Aux États-Unis, la jeunesse en colère face à l’IA et à ses prophètes
Le printemps 2026 s’est transformé en saison de la rébellion étudiante aux États-Unis. Dans plusieurs universités américaines, les diplômés de la génération Z ont choisi de boycotter les discours officiels des responsables politiques et économiques, qu’ils accusent de célébrer une révolution technologique dévastatrice pour l’emploi. À l’université de l’Arizona, comme dans plusieurs établissements du Tennessee et de Floride, les toques et les drapeaux sont restés sagement posés sur les bancs, tandis que les orateurs étaient hués et conspués par un public en colère. Parmi les cibles privilégiées de cette jeunesse en révolte : les anciens dirigeants des géants de la tech, dont certains ont osé vanter, sous les sifflets, les vertus de l’intelligence artificielle.

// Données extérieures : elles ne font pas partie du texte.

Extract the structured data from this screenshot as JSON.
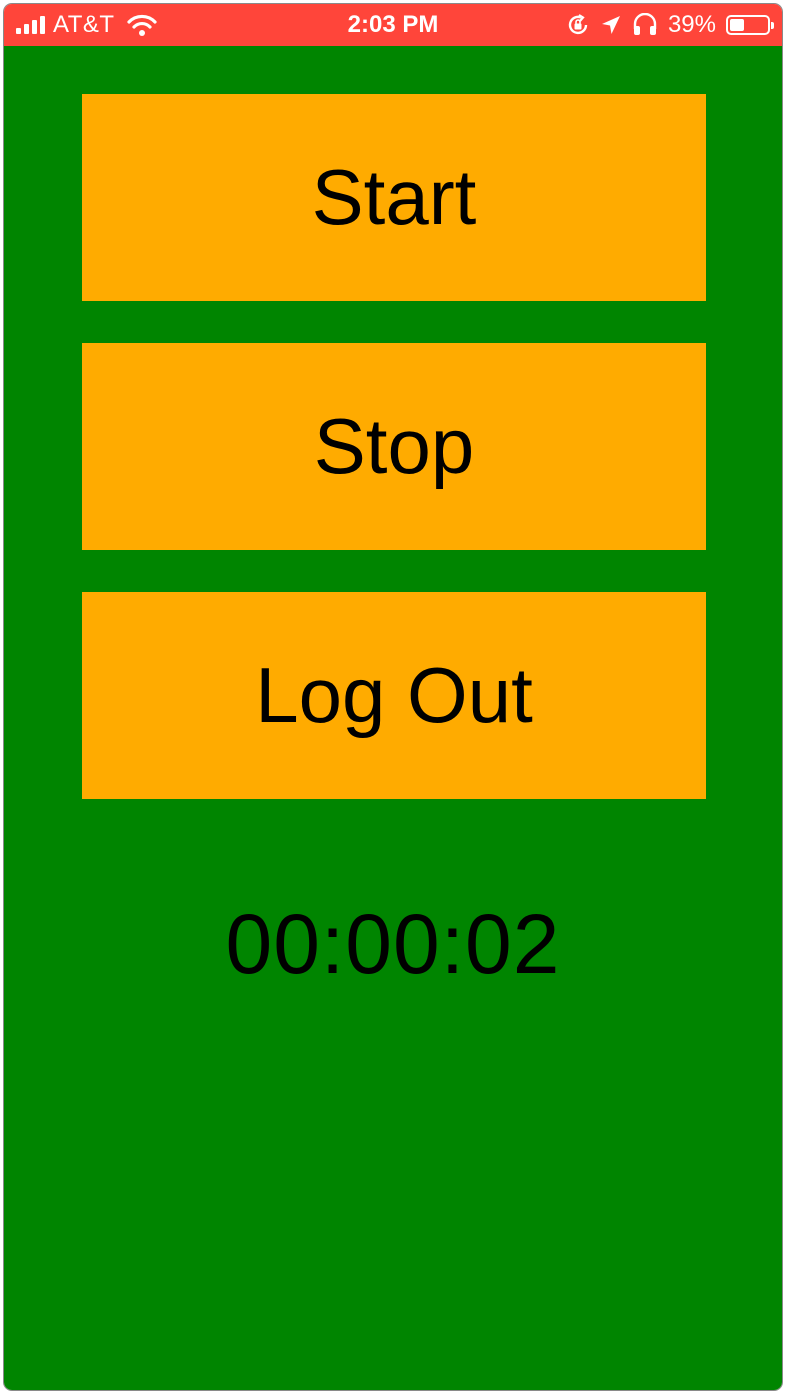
{
  "status_bar": {
    "carrier": "AT&T",
    "time": "2:03 PM",
    "battery_percent": "39%",
    "battery_level": 0.39,
    "color": "#ff453a",
    "icons": [
      "signal-bars-icon",
      "wifi-icon",
      "orientation-lock-icon",
      "location-arrow-icon",
      "headphones-icon",
      "battery-icon"
    ]
  },
  "screen": {
    "background": "#008500",
    "button_color": "#ffab00"
  },
  "buttons": {
    "start_label": "Start",
    "stop_label": "Stop",
    "logout_label": "Log Out"
  },
  "timer": {
    "value": "00:00:02"
  }
}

Une colère justifiée, comme le révèle une enquête Gallup publiée en avril 2026 : près d’un tiers des 14-29 ans américains déclarent ressentir une colère sourde face à cette technologie. Et pour cause. L’accès au marché du travail, déjà difficile pour les jeunes diplômés, est devenu un parcours du combattant, faute d’emplois accessibles face à la concurrence des agents IA et des algorithmes. Les patrons des multinationales du numérique, loin de masquer leur satisfaction, assument publiquement cette « apocalypse des cols blancs », comme l’a qualifiée un ancien cadre de Microsoft lors d’une conférence à San Francisco.
Les architectes de la précarité promouvant leur propre remède
Dans un paradoxe glaçant, ceux qui ont accéléré la destruction massive d’emplois se présentent désormais comme les sauveurs d’une société en déroute. Leur solution miracle ? Le revenu universel, un dispositif sans contrepartie, versé à tous, financé par les profits colossaux générés par l’automatisation et l’exploitation des données. Une proposition qui, sous couvert de générosité, masque une vision profondément libérale et désengagée de l’État.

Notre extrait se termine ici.